Avant-hier soir en regardant pour la deuxième fois le chef d'œuvre de Jean-Marie Pallardy, White Fire (1), je me suis souvenu à juste titre qu'une production turque était toujours un gage de qualité (que l'admirateur de Yor, le chasseur du futur me jette la première pierre!). Pourtant, force est de constater qu'on est jamais aussi bien servi que par soit même comme dirait l'adage. Et en matière de nanar, une production turque, c'est bien, mais une réalisation turque, c'est mieux. Et ma foi, s'il y a bien un long métrage qui fait l'unanimité dans le cercle fermé des nanarophiles, c'est le fameux Dünyayı Kurtaran Adam, appelé plus communément Turkish Star Wars ou littéralement en anglais The Man Who Saves the World.

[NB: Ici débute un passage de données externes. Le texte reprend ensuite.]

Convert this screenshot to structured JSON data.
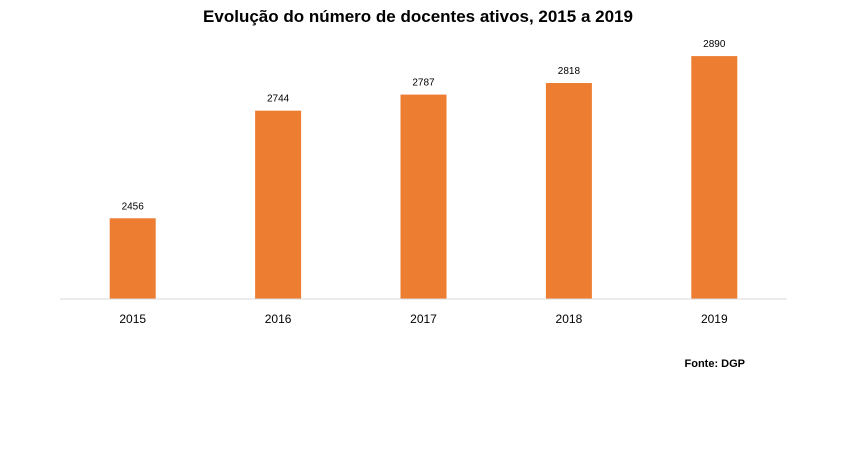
{
  "chart_data": {
    "type": "bar",
    "title": "Evolução do número de docentes ativos, 2015 a 2019",
    "categories": [
      "2015",
      "2016",
      "2017",
      "2018",
      "2019"
    ],
    "values": [
      2456,
      2744,
      2787,
      2818,
      2890
    ],
    "data_labels": [
      "2456",
      "2744",
      "2787",
      "2818",
      "2890"
    ],
    "xlabel": "",
    "ylabel": "",
    "ylim": [
      2240,
      3000
    ],
    "grid": false,
    "legend": "none",
    "bar_color": "#ED7D31",
    "axis_color": "#D9D9D9"
  },
  "source_note": "Fonte: DGP"
}
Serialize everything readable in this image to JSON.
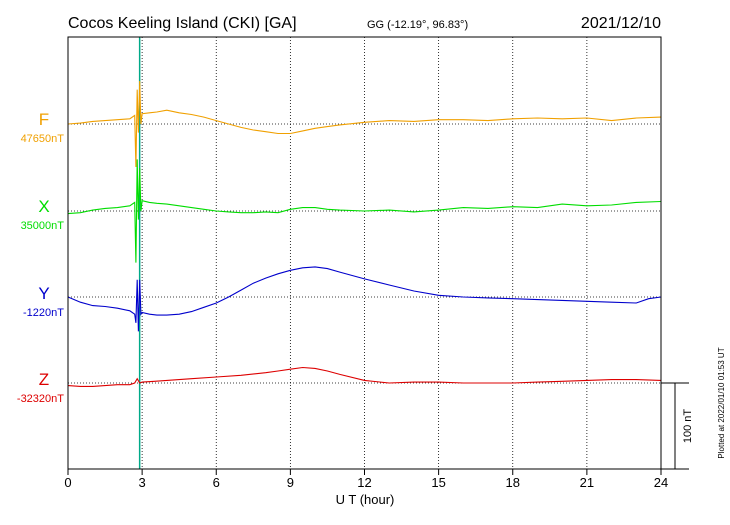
{
  "header": {
    "title": "Cocos Keeling Island (CKI)  [GA]",
    "coords": "GG (-12.19°,  96.83°)",
    "date": "2021/12/10"
  },
  "footer": {
    "plotted": "Plotted at 2022/01/10 01:53 UT"
  },
  "chart_data": {
    "type": "line",
    "xlabel": "U T (hour)",
    "xlim": [
      0,
      24
    ],
    "xticks": [
      0,
      3,
      6,
      9,
      12,
      15,
      18,
      21,
      24
    ],
    "xtick_labels": [
      "0",
      "3",
      "6",
      "9",
      "12",
      "15",
      "18",
      "21",
      "24"
    ],
    "grid": true,
    "scale_bar": {
      "value": 100,
      "label": "100 nT"
    },
    "series": [
      {
        "name": "F",
        "baseline_label": "47650nT",
        "baseline": 47650,
        "color": "#f0a000",
        "x": [
          0,
          0.5,
          1,
          1.5,
          2,
          2.5,
          2.7,
          2.75,
          2.8,
          2.85,
          2.9,
          2.95,
          3,
          3.3,
          3.6,
          4,
          4.5,
          5,
          5.5,
          6,
          6.5,
          7,
          7.5,
          8,
          8.5,
          9,
          9.5,
          10,
          10.5,
          11,
          12,
          13,
          14,
          15,
          16,
          17,
          18,
          19,
          20,
          21,
          22,
          23,
          24
        ],
        "y": [
          47650,
          47651,
          47653,
          47654,
          47655,
          47656,
          47660,
          47600,
          47690,
          47640,
          47700,
          47650,
          47662,
          47663,
          47664,
          47666,
          47663,
          47661,
          47658,
          47654,
          47650,
          47646,
          47643,
          47641,
          47639,
          47639,
          47642,
          47645,
          47647,
          47649,
          47652,
          47654,
          47653,
          47655,
          47655,
          47654,
          47656,
          47657,
          47656,
          47657,
          47654,
          47657,
          47658
        ]
      },
      {
        "name": "X",
        "baseline_label": "35000nT",
        "baseline": 35000,
        "color": "#00dd00",
        "x": [
          0,
          0.5,
          1,
          1.5,
          2,
          2.5,
          2.7,
          2.75,
          2.8,
          2.85,
          2.9,
          2.95,
          3,
          3.3,
          3.6,
          4,
          4.5,
          5,
          5.5,
          6,
          6.5,
          7,
          7.5,
          8,
          8.5,
          9,
          9.5,
          10,
          10.5,
          11,
          12,
          13,
          14,
          15,
          16,
          17,
          18,
          19,
          20,
          21,
          22,
          23,
          24
        ],
        "y": [
          34997,
          34998,
          35001,
          35003,
          35004,
          35006,
          35010,
          34940,
          35060,
          34990,
          35050,
          35000,
          35012,
          35010,
          35009,
          35008,
          35006,
          35004,
          35002,
          35000,
          34999,
          34998,
          34998,
          34999,
          34998,
          35002,
          35004,
          35004,
          35002,
          35001,
          35000,
          35001,
          34999,
          35001,
          35004,
          35003,
          35005,
          35004,
          35008,
          35006,
          35007,
          35010,
          35011
        ]
      },
      {
        "name": "Y",
        "baseline_label": "-1220nT",
        "baseline": -1220,
        "color": "#0000cc",
        "x": [
          0,
          0.5,
          1,
          1.5,
          2,
          2.5,
          2.7,
          2.75,
          2.8,
          2.85,
          2.9,
          2.95,
          3,
          3.3,
          3.6,
          4,
          4.5,
          5,
          5.5,
          6,
          6.5,
          7,
          7.5,
          8,
          8.5,
          9,
          9.5,
          10,
          10.5,
          11,
          12,
          13,
          14,
          15,
          16,
          17,
          18,
          19,
          20,
          21,
          22,
          23,
          23.5,
          24
        ],
        "y": [
          -1220,
          -1226,
          -1230,
          -1231,
          -1233,
          -1236,
          -1240,
          -1250,
          -1200,
          -1260,
          -1200,
          -1240,
          -1238,
          -1240,
          -1241,
          -1241,
          -1240,
          -1237,
          -1232,
          -1227,
          -1220,
          -1212,
          -1204,
          -1198,
          -1193,
          -1189,
          -1186,
          -1185,
          -1187,
          -1191,
          -1199,
          -1206,
          -1213,
          -1218,
          -1220,
          -1221,
          -1222,
          -1223,
          -1224,
          -1225,
          -1226,
          -1227,
          -1222,
          -1220
        ]
      },
      {
        "name": "Z",
        "baseline_label": "-32320nT",
        "baseline": -32320,
        "color": "#dd0000",
        "x": [
          0,
          0.5,
          1,
          1.5,
          2,
          2.5,
          2.7,
          2.8,
          2.9,
          3,
          3.5,
          4,
          5,
          6,
          7,
          8,
          8.5,
          9,
          9.5,
          10,
          10.5,
          11,
          12,
          13,
          14,
          15,
          16,
          17,
          18,
          19,
          20,
          21,
          22,
          23,
          24
        ],
        "y": [
          -32323,
          -32324,
          -32324,
          -32323,
          -32322,
          -32322,
          -32320,
          -32315,
          -32320,
          -32319,
          -32318,
          -32317,
          -32315,
          -32313,
          -32311,
          -32308,
          -32306,
          -32304,
          -32302,
          -32303,
          -32306,
          -32310,
          -32317,
          -32320,
          -32319,
          -32319,
          -32320,
          -32320,
          -32320,
          -32319,
          -32318,
          -32317,
          -32316,
          -32316,
          -32317
        ]
      }
    ],
    "annotations": [
      {
        "kind": "vertical_marker",
        "x": 2.9,
        "color": "#00aa88"
      }
    ]
  }
}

Mettons les choses au clair tout de suite, pourquoi tant d'amour pour ce film datant de 1982? Avant de développer quelque peu mon propos, la réponse parait limpide, car on a rarement vu un film atteindre un tel niveau de n'importe quoi! Le genre de film où l'on en viendrait à émettre des doutes sur la santé mentale des protagonistes, à croire que l'équipe technique était totalement shootée au rakı, un film qu'on rapprocherait avant tout aux délires d'une bande de gamins de 7 ans fan de science-fiction. Sauf que...

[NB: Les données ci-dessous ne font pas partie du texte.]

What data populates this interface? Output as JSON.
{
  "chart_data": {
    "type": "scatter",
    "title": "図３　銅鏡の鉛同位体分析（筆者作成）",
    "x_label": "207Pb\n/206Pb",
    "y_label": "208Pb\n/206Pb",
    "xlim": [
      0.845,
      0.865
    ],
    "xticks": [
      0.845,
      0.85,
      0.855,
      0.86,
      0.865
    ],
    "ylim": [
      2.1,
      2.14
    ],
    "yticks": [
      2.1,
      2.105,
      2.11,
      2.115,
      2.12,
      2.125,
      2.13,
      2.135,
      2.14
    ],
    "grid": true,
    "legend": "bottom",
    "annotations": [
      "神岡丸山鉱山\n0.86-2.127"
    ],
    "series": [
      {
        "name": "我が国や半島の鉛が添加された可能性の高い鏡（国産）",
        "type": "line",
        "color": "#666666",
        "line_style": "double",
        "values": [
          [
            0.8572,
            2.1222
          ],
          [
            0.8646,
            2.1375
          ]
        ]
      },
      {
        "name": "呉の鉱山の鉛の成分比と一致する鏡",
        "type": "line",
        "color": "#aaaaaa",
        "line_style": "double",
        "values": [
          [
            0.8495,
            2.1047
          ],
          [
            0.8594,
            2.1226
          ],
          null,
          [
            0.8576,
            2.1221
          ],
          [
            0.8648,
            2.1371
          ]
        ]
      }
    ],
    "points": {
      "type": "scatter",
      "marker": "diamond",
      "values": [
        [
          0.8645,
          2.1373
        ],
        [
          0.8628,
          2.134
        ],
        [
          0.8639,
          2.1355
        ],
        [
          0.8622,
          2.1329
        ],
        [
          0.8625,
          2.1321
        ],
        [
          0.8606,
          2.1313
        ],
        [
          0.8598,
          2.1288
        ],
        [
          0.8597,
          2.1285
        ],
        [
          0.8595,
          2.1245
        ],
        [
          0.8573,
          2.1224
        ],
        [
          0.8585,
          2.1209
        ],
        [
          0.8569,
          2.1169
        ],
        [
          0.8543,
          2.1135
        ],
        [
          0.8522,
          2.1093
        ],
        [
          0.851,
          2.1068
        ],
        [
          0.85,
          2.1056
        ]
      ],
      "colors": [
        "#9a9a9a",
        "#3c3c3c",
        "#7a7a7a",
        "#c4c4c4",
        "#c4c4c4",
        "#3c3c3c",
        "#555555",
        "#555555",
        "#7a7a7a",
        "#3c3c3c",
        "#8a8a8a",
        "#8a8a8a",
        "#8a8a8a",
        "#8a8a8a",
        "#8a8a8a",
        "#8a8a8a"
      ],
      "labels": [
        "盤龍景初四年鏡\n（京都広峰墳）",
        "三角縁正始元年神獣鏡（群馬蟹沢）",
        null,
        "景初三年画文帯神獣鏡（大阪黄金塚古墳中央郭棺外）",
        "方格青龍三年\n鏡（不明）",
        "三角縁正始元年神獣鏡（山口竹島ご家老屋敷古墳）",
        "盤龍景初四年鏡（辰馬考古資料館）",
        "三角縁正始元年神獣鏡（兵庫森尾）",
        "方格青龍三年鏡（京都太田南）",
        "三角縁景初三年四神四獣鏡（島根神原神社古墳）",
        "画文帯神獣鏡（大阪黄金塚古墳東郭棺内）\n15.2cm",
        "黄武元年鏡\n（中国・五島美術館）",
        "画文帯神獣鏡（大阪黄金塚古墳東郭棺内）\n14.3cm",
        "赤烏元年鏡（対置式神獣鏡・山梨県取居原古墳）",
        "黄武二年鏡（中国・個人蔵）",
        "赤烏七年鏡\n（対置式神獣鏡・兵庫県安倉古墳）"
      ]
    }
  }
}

Le scénario, écrit par la star turc Cüneyt Arkın qui s'offre pour l'occasion le premier rôle (on y reviendra car là aussi, il y a matière à discussion... et à critiques élogieusement nanars), recycle grossièrement une histoire à la gloire de la SF naïve post-Star Wars. Deux pilotes de vaisseaux spatiaux après une bataille de stock-shots intergalactiques contre les vils méchants de l'Empire se retrouvent perdus sur une planète (interdite?) envahie de stock-shots de pyramides de Gizeh. Sur cette planète moyennement hospitalière (au bout de cinq minutes nos deux héros se font tout de même attaqués par des cavaliers squelettes en mousse), Murat et Ali se font capturés et découvrent le triste sort réservé par l'Empereur à la population locale. Mais grâce à leur bravoure, nos pilotes venant d'une autre galaxie terrassent les pleutres aux ordres de l'Empereur et sauvent ainsi cette population asservie. Ce qui n'empêchera pas malheureusement le meurtre d'un enfant par le cousin éloigné de Robby le robot (Forbidden Planet). A noter, on en est pas moins homme, pendant que nos deux mâles se font panser leurs blessures, notre héros Murat (Cüneyt Arkın) tombe sous le charme d'une blonde à très forte... personnalité.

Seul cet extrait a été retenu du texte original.